Payment risk mitigation for card issuers

Geoff Griffin of Edgar, Dunn has posted a piece on payment risk mitigation for card issuers.
We believe that collecting cardholder payments more quickly and optimizing the clearing and settlement channel based on a combination of risk and other factors provides a strong foundation for effective payment risk mitigation. The seven key payment risk mitigation strategies outlined here not only reduce risk exposures but can also lead to increased cardholder spend and fewer customer service calls.

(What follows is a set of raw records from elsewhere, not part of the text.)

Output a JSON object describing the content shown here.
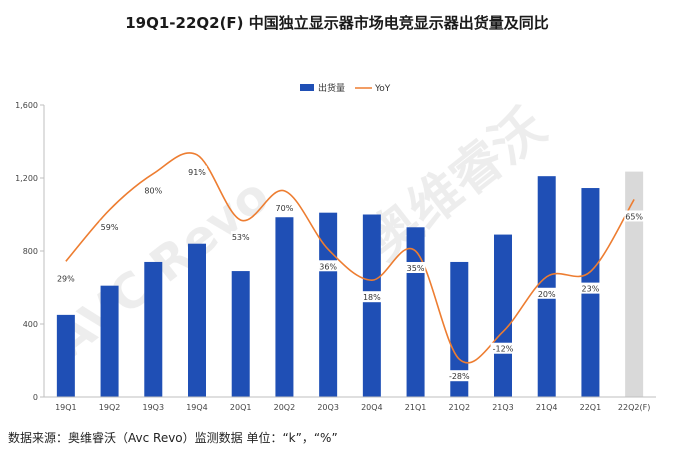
{
  "title": "19Q1-22Q2(F) 中国独立显示器市场电竞显示器出货量及同比",
  "source": "数据来源：奥维睿沃（Avc Revo）监测数据 单位：“k”，“%”",
  "watermark": {
    "brand": "AVC Revo",
    "cn": "奥维睿沃"
  },
  "colors": {
    "bar": "#1f4fb5",
    "forecast_bar": "#d9d9d9",
    "line": "#ed7d31",
    "axis": "#bfbfbf"
  },
  "chart_data": {
    "type": "bar",
    "title": "19Q1-22Q2(F) 中国独立显示器市场电竞显示器出货量及同比",
    "categories": [
      "19Q1",
      "19Q2",
      "19Q3",
      "19Q4",
      "20Q1",
      "20Q2",
      "20Q3",
      "20Q4",
      "21Q1",
      "21Q2",
      "21Q3",
      "21Q4",
      "22Q1",
      "22Q2(F)"
    ],
    "forecast_category": "22Q2(F)",
    "series": [
      {
        "name": "出货量",
        "type": "bar",
        "values": [
          450,
          610,
          740,
          840,
          690,
          985,
          1010,
          1000,
          930,
          740,
          890,
          1210,
          1145,
          1235
        ]
      },
      {
        "name": "YoY",
        "type": "line",
        "values": [
          29,
          59,
          80,
          91,
          53,
          70,
          36,
          18,
          35,
          -28,
          -12,
          20,
          23,
          65
        ],
        "labels": [
          "29%",
          "59%",
          "80%",
          "91%",
          "53%",
          "70%",
          "36%",
          "18%",
          "35%",
          "-28%",
          "-12%",
          "20%",
          "23%",
          "65%"
        ]
      }
    ],
    "yticks": [
      "0",
      "400",
      "800",
      "1,200",
      "1,600"
    ],
    "ytick_values": [
      0,
      400,
      800,
      1200,
      1600
    ],
    "ylim": [
      0,
      1600
    ],
    "yoy_range": [
      -50,
      120
    ],
    "legend": [
      "出货量",
      "YoY"
    ],
    "legend_position": "top-center",
    "xlabel": "",
    "ylabel": ""
  }
}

BCG examines how the most successful banks create shareholder value

BCG is out with a new report today titled "Creating Value in Payments" that examines how the most successful banks create shareholder value.
Consolidation in global banking continues apace. The world's largest ten banking companies increased their share of worldwide bank market capitalization to 24 percent in 2002 from 19 percent in 1998.
Another interesting BCG study published in late May examines how banks might choose to use the strategies of Dell and Nike to compete more effectively by achieving scale in non-core business activities without paying acquisition premiums to get there.